The next morning, our journey took us to Mestia where we arrive another stone tower. Here, looking out from the stone tower, we concluded that Svaneti is one of the most beautiful mountain regions of the world. Some 45 kilometers from Mestia, nestled still deeper in the mountains, is the village community of Ushguli. Villagers here live at the altitude of up to 2,200 meters. Ushguli has been called “the highest continuously inhabited village in Europe.”
To reach this mountainous community, we took a lonely, narrow road that clings to the mountain and is bounded by steep precipices that drop off to the river below. On finally reaching Usguli, we were rewarded with an unforgettable sight; clusters of houses huddled around Medieval stone towers. The backdrop was the immense Mount Shkhara. Its dazzling white snowy mantle contrasted beautifully with the deep blue of the alpine sky.
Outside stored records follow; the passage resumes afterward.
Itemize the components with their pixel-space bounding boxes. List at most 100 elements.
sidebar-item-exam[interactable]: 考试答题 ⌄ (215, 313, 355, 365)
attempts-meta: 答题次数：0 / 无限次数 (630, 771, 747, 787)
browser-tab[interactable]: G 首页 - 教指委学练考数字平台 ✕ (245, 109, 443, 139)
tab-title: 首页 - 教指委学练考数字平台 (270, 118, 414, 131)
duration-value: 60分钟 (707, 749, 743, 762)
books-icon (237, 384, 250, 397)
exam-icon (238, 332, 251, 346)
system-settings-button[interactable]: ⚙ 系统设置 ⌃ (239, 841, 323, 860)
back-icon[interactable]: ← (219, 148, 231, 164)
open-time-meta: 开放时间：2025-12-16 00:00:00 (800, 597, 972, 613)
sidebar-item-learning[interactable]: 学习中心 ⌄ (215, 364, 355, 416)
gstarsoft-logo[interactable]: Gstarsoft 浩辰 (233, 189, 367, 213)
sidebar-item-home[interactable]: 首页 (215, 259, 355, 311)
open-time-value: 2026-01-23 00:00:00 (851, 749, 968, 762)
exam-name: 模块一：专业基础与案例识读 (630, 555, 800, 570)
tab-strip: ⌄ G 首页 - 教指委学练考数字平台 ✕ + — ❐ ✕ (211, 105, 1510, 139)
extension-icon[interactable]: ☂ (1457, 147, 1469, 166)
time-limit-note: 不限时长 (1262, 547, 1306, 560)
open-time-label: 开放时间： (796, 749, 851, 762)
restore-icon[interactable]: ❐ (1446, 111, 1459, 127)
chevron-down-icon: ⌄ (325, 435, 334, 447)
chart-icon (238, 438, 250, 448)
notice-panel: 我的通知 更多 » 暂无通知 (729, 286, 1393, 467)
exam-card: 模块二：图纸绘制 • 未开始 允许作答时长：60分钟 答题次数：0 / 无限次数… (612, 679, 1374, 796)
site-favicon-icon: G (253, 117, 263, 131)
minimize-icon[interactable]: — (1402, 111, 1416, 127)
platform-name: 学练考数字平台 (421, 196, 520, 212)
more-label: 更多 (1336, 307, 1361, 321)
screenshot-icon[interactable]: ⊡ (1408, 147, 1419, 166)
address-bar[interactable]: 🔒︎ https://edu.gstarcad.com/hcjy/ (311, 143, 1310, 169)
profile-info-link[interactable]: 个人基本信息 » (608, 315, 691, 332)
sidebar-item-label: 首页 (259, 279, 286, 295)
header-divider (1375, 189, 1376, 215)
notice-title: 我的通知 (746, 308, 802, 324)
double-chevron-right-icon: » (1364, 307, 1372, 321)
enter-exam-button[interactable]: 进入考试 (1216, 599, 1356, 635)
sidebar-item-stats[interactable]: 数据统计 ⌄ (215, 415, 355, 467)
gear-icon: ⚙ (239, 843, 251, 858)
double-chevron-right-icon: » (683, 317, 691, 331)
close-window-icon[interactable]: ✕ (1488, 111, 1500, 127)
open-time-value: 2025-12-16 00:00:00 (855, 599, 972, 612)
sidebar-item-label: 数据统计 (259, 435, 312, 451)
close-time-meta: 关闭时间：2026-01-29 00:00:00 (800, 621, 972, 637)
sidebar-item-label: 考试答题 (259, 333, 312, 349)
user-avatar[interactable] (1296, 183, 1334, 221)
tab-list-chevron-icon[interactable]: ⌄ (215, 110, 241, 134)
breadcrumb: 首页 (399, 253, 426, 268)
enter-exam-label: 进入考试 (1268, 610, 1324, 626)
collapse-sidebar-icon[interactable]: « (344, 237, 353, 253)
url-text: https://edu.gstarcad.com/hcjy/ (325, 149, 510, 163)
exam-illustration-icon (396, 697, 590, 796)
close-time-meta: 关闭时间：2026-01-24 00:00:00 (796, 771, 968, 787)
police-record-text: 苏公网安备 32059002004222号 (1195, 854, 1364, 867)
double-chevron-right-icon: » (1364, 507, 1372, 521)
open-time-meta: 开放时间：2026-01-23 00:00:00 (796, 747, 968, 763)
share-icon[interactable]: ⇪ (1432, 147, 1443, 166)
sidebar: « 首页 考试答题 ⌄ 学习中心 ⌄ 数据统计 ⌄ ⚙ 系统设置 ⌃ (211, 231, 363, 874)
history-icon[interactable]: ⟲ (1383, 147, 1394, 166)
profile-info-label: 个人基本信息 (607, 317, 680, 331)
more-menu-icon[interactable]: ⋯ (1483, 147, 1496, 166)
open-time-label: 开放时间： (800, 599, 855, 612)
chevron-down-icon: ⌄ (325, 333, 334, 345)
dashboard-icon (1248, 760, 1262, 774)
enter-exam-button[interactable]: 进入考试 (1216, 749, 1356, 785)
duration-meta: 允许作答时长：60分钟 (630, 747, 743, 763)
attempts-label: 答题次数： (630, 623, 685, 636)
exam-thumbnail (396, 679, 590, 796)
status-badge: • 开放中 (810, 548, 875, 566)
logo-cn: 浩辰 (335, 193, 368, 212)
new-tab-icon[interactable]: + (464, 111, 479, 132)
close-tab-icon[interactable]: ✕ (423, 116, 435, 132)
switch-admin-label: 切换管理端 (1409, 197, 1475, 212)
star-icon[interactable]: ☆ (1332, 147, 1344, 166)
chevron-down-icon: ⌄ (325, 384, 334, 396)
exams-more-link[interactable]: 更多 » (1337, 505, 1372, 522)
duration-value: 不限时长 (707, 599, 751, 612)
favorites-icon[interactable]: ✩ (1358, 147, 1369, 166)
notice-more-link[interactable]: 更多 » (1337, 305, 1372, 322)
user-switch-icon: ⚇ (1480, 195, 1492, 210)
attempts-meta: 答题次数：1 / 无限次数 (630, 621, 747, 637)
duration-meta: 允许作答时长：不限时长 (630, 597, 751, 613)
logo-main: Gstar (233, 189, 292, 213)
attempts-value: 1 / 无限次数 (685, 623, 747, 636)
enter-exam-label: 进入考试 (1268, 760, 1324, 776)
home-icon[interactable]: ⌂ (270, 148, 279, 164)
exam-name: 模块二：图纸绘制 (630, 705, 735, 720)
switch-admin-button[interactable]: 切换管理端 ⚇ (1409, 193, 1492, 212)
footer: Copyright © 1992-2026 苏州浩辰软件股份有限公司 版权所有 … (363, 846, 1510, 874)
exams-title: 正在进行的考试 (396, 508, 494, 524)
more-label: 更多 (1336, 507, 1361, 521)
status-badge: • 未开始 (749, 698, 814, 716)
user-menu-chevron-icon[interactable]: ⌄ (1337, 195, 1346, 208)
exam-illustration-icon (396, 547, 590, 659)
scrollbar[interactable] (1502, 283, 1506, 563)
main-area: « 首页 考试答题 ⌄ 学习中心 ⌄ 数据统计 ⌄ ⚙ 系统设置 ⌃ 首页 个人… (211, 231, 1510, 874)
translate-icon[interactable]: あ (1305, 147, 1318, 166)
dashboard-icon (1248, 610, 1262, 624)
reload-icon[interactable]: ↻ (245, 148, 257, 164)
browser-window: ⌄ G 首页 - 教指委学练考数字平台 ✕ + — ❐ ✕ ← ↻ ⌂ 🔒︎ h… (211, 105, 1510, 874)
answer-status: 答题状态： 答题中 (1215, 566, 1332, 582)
At 5,201 meters, Mount Shkhara, Georgia’s tallest mountain, is part of what is called Benzegi Wall, a 12-kilometer line of peaks that reach almost the same height. These are part of the some 1,207-kilometer-long Greater Caucasus range. Everywhere we looked we saw lush valleys with outstanding scenery. Yet, these valleys are inaccessible, except to the most adventuresome or to those who call Svaneti their home.
The Svans who live in upper Svaneti, are an ancient people who have their own language. They have long been known as people who refuse to be dominated by any lord. In the 18th century, an explorer observed that the Svans had “realized the new idea of a society where the free-will of the individual overrides all other considerations.”
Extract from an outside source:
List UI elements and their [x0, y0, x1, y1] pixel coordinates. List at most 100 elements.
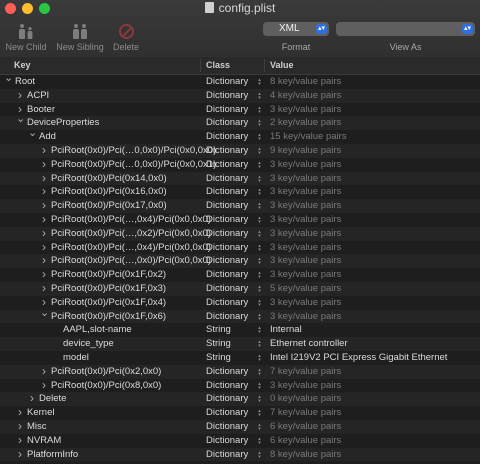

The unique freedom of Svaneti can be attributed to two factors. First, the barrier of extremely tall mountain ranges isolate the people from the outside world and protects them from invaders. Second, the stone towers serves to safeguard the independence of each family. It protects them against enemies and neighboring villagers, who at times become hostile, as well as from avalanches that inundates smaller structures with snow. One visitor in the 19th century reported that since there was “no local authority of any kind able to enforce decision, arms were constantly resorted to.” So each family was prepared to fight to defend itself.
On our return home with a time well spent without regrets and knowledge of this ancient place, feelings of inspiration and gratitude welled up in our hearts as we reflected on the beauty we had seen in Mount Svaneti. “Those who lived in the stone towers there in bygone ages have the prospect of life in a new world,” we concluded.